Ford, a state senator, has said he and Lyles, the mayor pro tem, have talked about one dropping out and leaving Roberts with one major challenger. Roberts could have an advantage with a crowded field and no runoff.
“I can’t worry about this,” Ford said Wednesday. “I have to focus on my campaign strategy, and that is reaching as many voters as I can.” Lyles was not available for comment.
The sponsor, Republican Rep. David Lewis of Harnett County, said the measure has nothing to do with election politics.
“This bill is motivated solely by the calendar requirements,” he said. “The calendar just didn’t work.”
The problem: Election boards have 10 days to canvass, or certify, the results of the primary, which this year is Sept. 12. Since a court extended early voting back to 17 days last year, the canvass wouldn’t be finished until two days after the start of early voting.
Katelyn Love, deputy general counsel for the state elections board, said that wouldn’t give counties time to certify the results of the first primary before they’d have to print ballots for a runoff.
Killing a runoff would give the winning primary candidate longer to campaign for the November general election.
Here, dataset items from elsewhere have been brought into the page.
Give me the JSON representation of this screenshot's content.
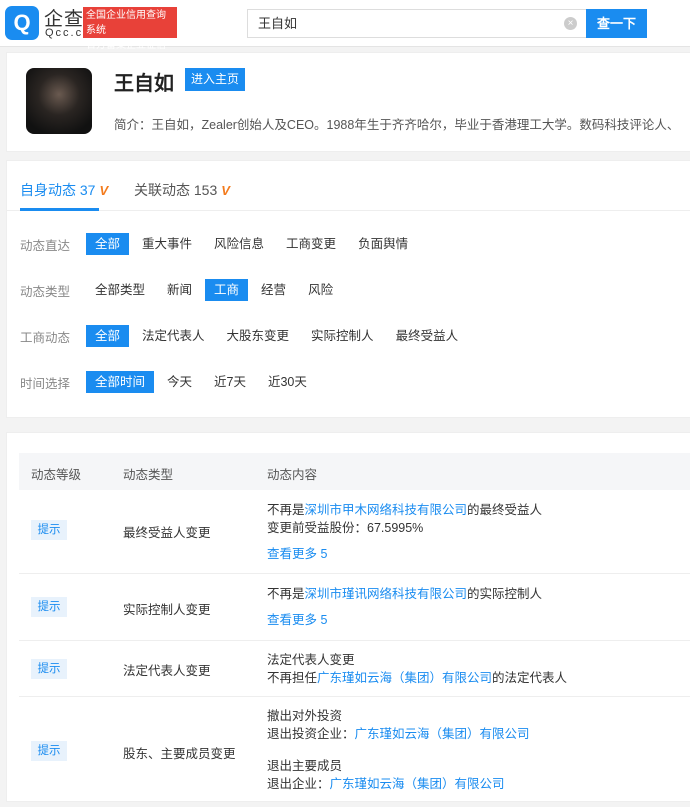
{
  "header": {
    "logo_text": "企查查",
    "logo_sub": "Qcc.com",
    "slogan_line1": "全国企业信用查询系统",
    "slogan_line2": "官方备案企业征信机构",
    "search_value": "王自如",
    "search_button": "查一下"
  },
  "profile": {
    "name": "王自如",
    "home_button": "进入主页",
    "bio": "简介：王自如，Zealer创始人及CEO。1988年生于齐齐哈尔，毕业于香港理工大学。数码科技评论人、"
  },
  "tabs": [
    {
      "label": "自身动态",
      "count": "37"
    },
    {
      "label": "关联动态",
      "count": "153"
    }
  ],
  "filters": [
    {
      "label": "动态直达",
      "options": [
        "全部",
        "重大事件",
        "风险信息",
        "工商变更",
        "负面舆情"
      ]
    },
    {
      "label": "动态类型",
      "options": [
        "全部类型",
        "新闻",
        "工商",
        "经营",
        "风险"
      ]
    },
    {
      "label": "工商动态",
      "options": [
        "全部",
        "法定代表人",
        "大股东变更",
        "实际控制人",
        "最终受益人"
      ]
    },
    {
      "label": "时间选择",
      "options": [
        "全部时间",
        "今天",
        "近7天",
        "近30天"
      ]
    }
  ],
  "table": {
    "headers": [
      "动态等级",
      "动态类型",
      "动态内容"
    ],
    "rows": [
      {
        "level": "提示",
        "type": "最终受益人变更",
        "pre": "不再是",
        "company": "深圳市甲木网络科技有限公司",
        "post": "的最终受益人",
        "line2": "变更前受益股份：67.5995%",
        "more": "查看更多 5"
      },
      {
        "level": "提示",
        "type": "实际控制人变更",
        "pre": "不再是",
        "company": "深圳市瑾讯网络科技有限公司",
        "post": "的实际控制人",
        "more": "查看更多 5"
      },
      {
        "level": "提示",
        "type": "法定代表人变更",
        "line1": "法定代表人变更",
        "pre": "不再担任",
        "company": "广东瑾如云海（集团）有限公司",
        "post": "的法定代表人"
      },
      {
        "level": "提示",
        "type": "股东、主要成员变更",
        "line1": "撤出对外投资",
        "label2": "退出投资企业：",
        "company": "广东瑾如云海（集团）有限公司",
        "line3": "退出主要成员",
        "label4": "退出企业：",
        "company2": "广东瑾如云海（集团）有限公司"
      }
    ]
  }
}
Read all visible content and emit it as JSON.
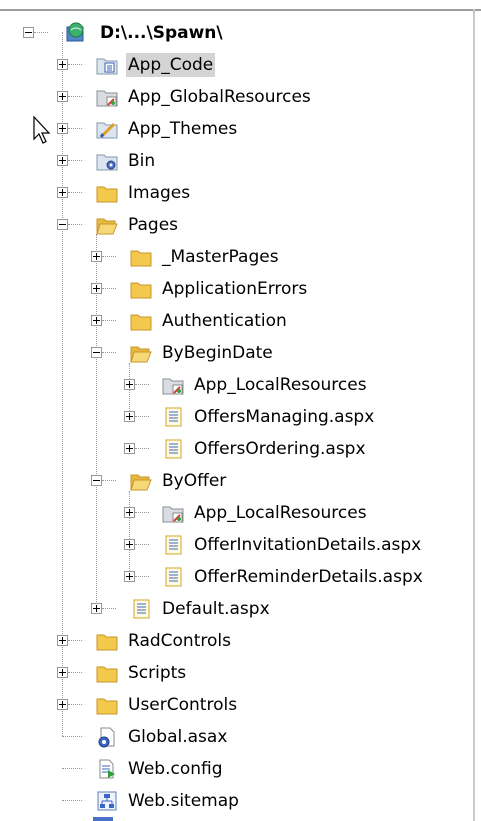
{
  "tree": {
    "root": {
      "label": "D:\\...\\Spawn\\",
      "icon": "web-project-icon"
    },
    "items": [
      {
        "label": "App_Code",
        "icon": "folder-app-code-icon",
        "selected": true
      },
      {
        "label": "App_GlobalResources",
        "icon": "folder-resources-icon"
      },
      {
        "label": "App_Themes",
        "icon": "folder-themes-icon"
      },
      {
        "label": "Bin",
        "icon": "folder-bin-icon"
      },
      {
        "label": "Images",
        "icon": "folder-icon"
      },
      {
        "label": "Pages",
        "icon": "folder-open-icon"
      },
      {
        "label": "_MasterPages",
        "icon": "folder-icon"
      },
      {
        "label": "ApplicationErrors",
        "icon": "folder-icon"
      },
      {
        "label": "Authentication",
        "icon": "folder-icon"
      },
      {
        "label": "ByBeginDate",
        "icon": "folder-open-icon"
      },
      {
        "label": "App_LocalResources",
        "icon": "folder-resources-icon"
      },
      {
        "label": "OffersManaging.aspx",
        "icon": "aspx-page-icon"
      },
      {
        "label": "OffersOrdering.aspx",
        "icon": "aspx-page-icon"
      },
      {
        "label": "ByOffer",
        "icon": "folder-open-icon"
      },
      {
        "label": "App_LocalResources",
        "icon": "folder-resources-icon"
      },
      {
        "label": "OfferInvitationDetails.aspx",
        "icon": "aspx-page-icon"
      },
      {
        "label": "OfferReminderDetails.aspx",
        "icon": "aspx-page-icon"
      },
      {
        "label": "Default.aspx",
        "icon": "aspx-page-icon"
      },
      {
        "label": "RadControls",
        "icon": "folder-icon"
      },
      {
        "label": "Scripts",
        "icon": "folder-icon"
      },
      {
        "label": "UserControls",
        "icon": "folder-icon"
      },
      {
        "label": "Global.asax",
        "icon": "global-asax-icon"
      },
      {
        "label": "Web.config",
        "icon": "web-config-icon"
      },
      {
        "label": "Web.sitemap",
        "icon": "sitemap-icon"
      }
    ]
  },
  "colors": {
    "folder": "#f2c94c",
    "folder_dark": "#c9962a",
    "selection": "#d4d4d4",
    "tree_line": "#9a9a9a"
  }
}
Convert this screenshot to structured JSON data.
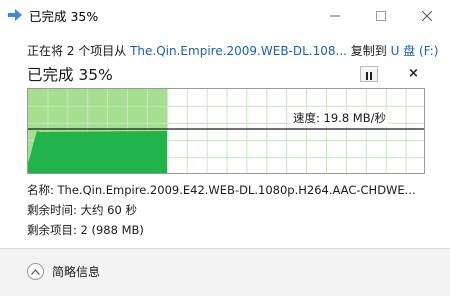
{
  "window": {
    "title": "已完成 35%",
    "minimize_icon": "minimize-icon",
    "maximize_icon": "maximize-icon",
    "close_icon": "close-icon"
  },
  "copy_status": {
    "prefix": "正在将 2 个项目从 ",
    "source": "The.Qin.Empire.2009.WEB-DL.108...",
    "middle": " 复制到 ",
    "destination": "U 盘 (F:)"
  },
  "progress": {
    "heading": "已完成 35%",
    "percent": 35,
    "pause_icon": "pause-icon",
    "cancel_label": "×"
  },
  "graph": {
    "speed_label": "速度: 19.8 MB/秒",
    "fill_color": "#22b34a",
    "completed_color": "#a5df90"
  },
  "details": {
    "name_label": "名称:",
    "name_value": "The.Qin.Empire.2009.E42.WEB-DL.1080p.H264.AAC-CHDWE...",
    "time_label": "剩余时间:",
    "time_value": "大约 60 秒",
    "items_label": "剩余项目:",
    "items_value": "2 (988 MB)"
  },
  "footer": {
    "toggle_icon": "chevron-up-icon",
    "toggle_label": "简略信息"
  }
}
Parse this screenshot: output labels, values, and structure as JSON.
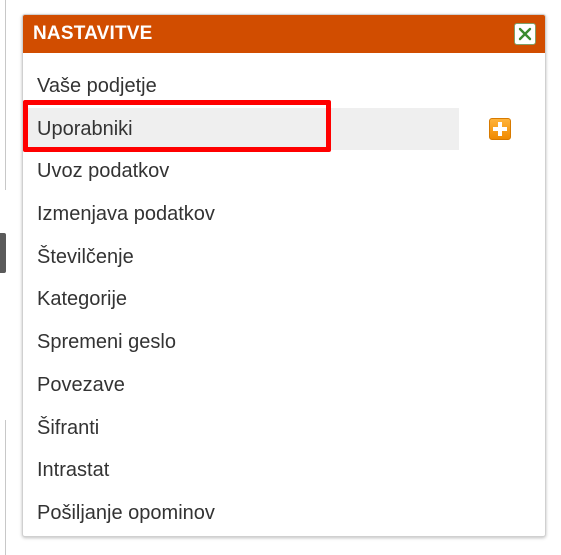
{
  "panel": {
    "title": "NASTAVITVE",
    "close_icon": "close-icon",
    "header_color": "#d14d00"
  },
  "menu": {
    "items": [
      {
        "label": "Vaše podjetje"
      },
      {
        "label": "Uporabniki"
      },
      {
        "label": "Uvoz podatkov"
      },
      {
        "label": "Izmenjava podatkov"
      },
      {
        "label": "Številčenje"
      },
      {
        "label": "Kategorije"
      },
      {
        "label": "Spremeni geslo"
      },
      {
        "label": "Povezave"
      },
      {
        "label": "Šifranti"
      },
      {
        "label": "Intrastat"
      },
      {
        "label": "Pošiljanje opominov"
      }
    ],
    "active_item": "Uporabniki",
    "add_icon": "plus-icon",
    "highlight_color": "#ff0000"
  }
}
The elimination of a runoff also could affect fundraising. A candidate in a runoff can raise up to $5,200 more from donors who have already contributed.
Bitzer said the legislation also would mean that somebody could be nominated without the support of the majority in their own party.
“If you talk about a very divided Democratic primary, conceivably the Democratic nominee could come out with fewer votes than the other candidates combines,” he said.